Aku menunduk. “Sagara masih ada. Tapi aku tidak yakin ia masih kita.”
Arjuna tertawa pendek, batuk, lalu menatap lampu neon di langit-langit. “Gusti paring dalan, nanging kudu wani mlaku,” katanya lirih. “Kalau rasamu menolak, jangan dipaksa setuju hanya karena banyak mata melihat. Kamu boleh menepi, asal tak menutup jalan bagi yang mau lewat.”
Kami bicara tentang murid-murid favoritnya. Tentang anak yang dipekerjakan kafe di mal, kini bisa mengirim uang kecil ke ibunya tiap akhir bulan. Tentang perempuan muda yang menang lomba desain kemasan, yang saat pertama datang ke Sagara bahkan tak berani menyebutkan namanya keras-keras. Tentang gosip kecil yang menggelikan—lampu ring yang sering mati sendiri seolah memprotes konten-konten yang dibuat untuk menyenangkan donatur, bukan untuk menyemangati murid.
Di akhir kunjungan, Arjuna menepuk pundakku. “Kalau kamu menulis,” katanya, “tulislah bukan untuk membalas, melainkan untuk menimbang. Biar nanti yang membaca bisa memilih: menumbuh atau menumbangkan.”
Aku mengangguk, lalu pulang dengan langkah yang ingin kulangkahkan sejak lama: keluar dari Sagara. Esoknya, kukirim pesan pengunduran diri. Balasan Palgunadi singkat: terima kasih atas kontribusinya. Ada emoji tangan bersatu, ada tautan ke artikel media terbaru tentang Sagara yang sekarang disebut “ekosistem kolaborasi daerah”.
.
Kota, Malam, dan Sebuah Kekosongan
Kota kami merayakan dirinya dengan lampu. Setiap simpang diberi hiasan LED, setiap jembatan diberi nama yang bisa dipotret. Di kafe tempat kami dulu merancang Sagara, musik akustik mengisi malam-malam seolah suara gitar bisa menutup retak di antara manusia. Aku duduk sendiri di meja pojok, kursi kosong di depanku seperti undangan untuk mengaku kalah.

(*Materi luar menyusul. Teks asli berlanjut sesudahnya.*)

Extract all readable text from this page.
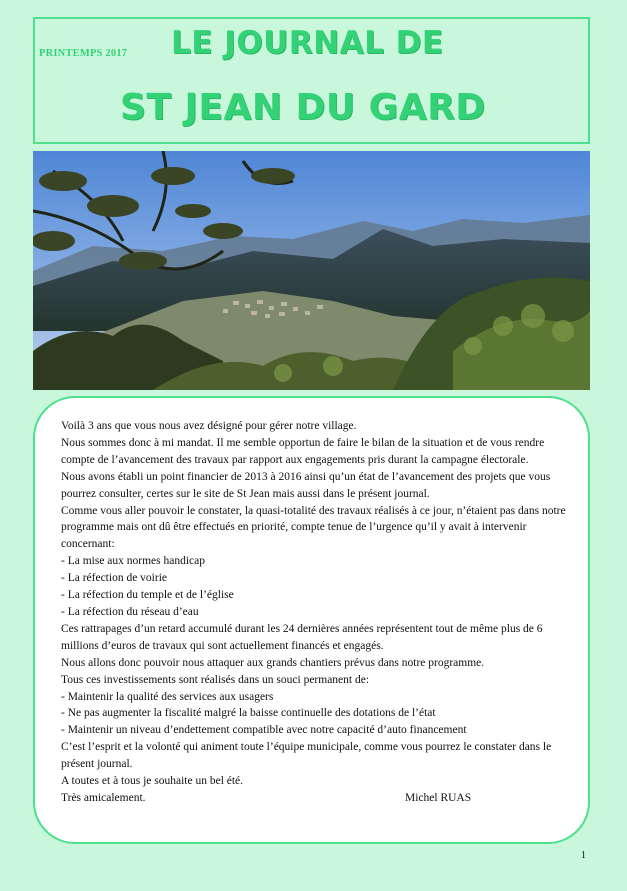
PRINTEMPS 2017 LE JOURNAL DE
ST JEAN DU GARD

Voilà 3 ans que vous nous avez désigné pour gérer notre village.

Nous sommes donc à mi mandat. Il me semble opportun de faire le bilan de la situation et de vous rendre compte de l’avancement des travaux par rapport aux engagements pris durant la campagne électorale.

Nous avons établi un point financier de 2013 à 2016 ainsi qu’un état de l’avancement des projets que vous pourrez consulter, certes sur le site de St Jean mais aussi dans le présent journal.

Comme vous aller pouvoir le constater, la quasi-totalité des travaux réalisés à ce jour, n’étaient pas dans notre programme mais ont dû être effectués en priorité, compte tenue de l’urgence qu’il y avait à intervenir concernant:

- La mise aux normes handicap

- La réfection de voirie

- La réfection du temple et de l’église

- La réfection du réseau d’eau

Ces rattrapages d’un retard accumulé durant les 24 dernières années représentent tout de même plus de 6 millions d’euros de travaux qui sont actuellement financés et engagés.

Nous allons donc pouvoir nous attaquer aux grands chantiers prévus dans notre programme.

Tous ces investissements sont réalisés dans un souci permanent de:

- Maintenir la qualité des services aux usagers

- Ne pas augmenter la fiscalité malgré la baisse continuelle des dotations de l’état

- Maintenir un niveau d’endettement compatible avec notre capacité d’auto financement

C’est l’esprit et la volonté qui animent toute l’équipe municipale, comme vous pourrez le constater dans le présent journal.

A toutes et à tous je souhaite un bel été.

Très amicalement.	Michel RUAS
1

Di luar jendela, banjir kecil merayap dari selokan yang lupa dinormalisasi. Di grup komunitas, anak-anak berbagi foto kegiatan baru: workshop public speaking bersama selebgram, kelas personal branding, soft launching coworking space. Semuanya tampak rapi. Lalu notifikasi lain masuk: foto Arjuna dengan bingkai hitam di pojok. Ia berpulang dini hari itu—diam-diam, tanpa poster, tanpa karangan bunga dari lembaga mana pun. Kami mengurus pemakaman tersembunyi dari sorotan apa pun; hujan turun sebentar, seperti tanda tangan di halaman terakhir.
Darmawangsa berdiri di sampingku, payung kecilnya kebesaran untuk dua orang. “Arjuna memang seperti itu,” katanya pelan. “Perginya pun seperti langkahnya—ringan, tapi berarti.” Ia menggeser payung agar bahuku tidak basah. Kami tak bicara lama-lama; jangankan kalimat, napas pun rasanya harus dihemat agar tidak menyeret duka yang lain.
Malam itu, kota terasa mengerut. Jalanan yang biasanya bising kini seperti menahan diri. Di rumah, aku membuka buku catatan yang selama ini menganggur. Kutulis: Bagaimana jika kebaikan tak memerlukan sorot lampu? Bagaimana jika sorot lampu justru membuat kebaikan rabun jauh?
.
Tiga Hal yang Kupelajari Terlambat
Aku tidak ingin pembaca kisah ini berhenti di sedih. Arjuna membencinya jika duka hanya berputar-putar tanpa menumbuh. Maka kutulis tiga hal, semacam pesan terusan, untuk siapa pun yang membangun inisiatif sosial di kota-kota yang tergila-gila pada pencitraan:
Pertama, kunci ruang dana dari ruang keputusan.
Sejak dana datang, rapat kami berubah. Aku menuliskan “aturan transparansi” yang dulu seharusnya kami tetapkan lebih awal: pemisahan peran fundraising dan akademik, audit sederhana tiap triwulan, keputusan program didahului data dampak, bukan data impresi. Bawalah kalkulator—tapi jangan biarkan kalkulator menghapus nama.
Kedua, jaga ritus kecil yang manusiawi.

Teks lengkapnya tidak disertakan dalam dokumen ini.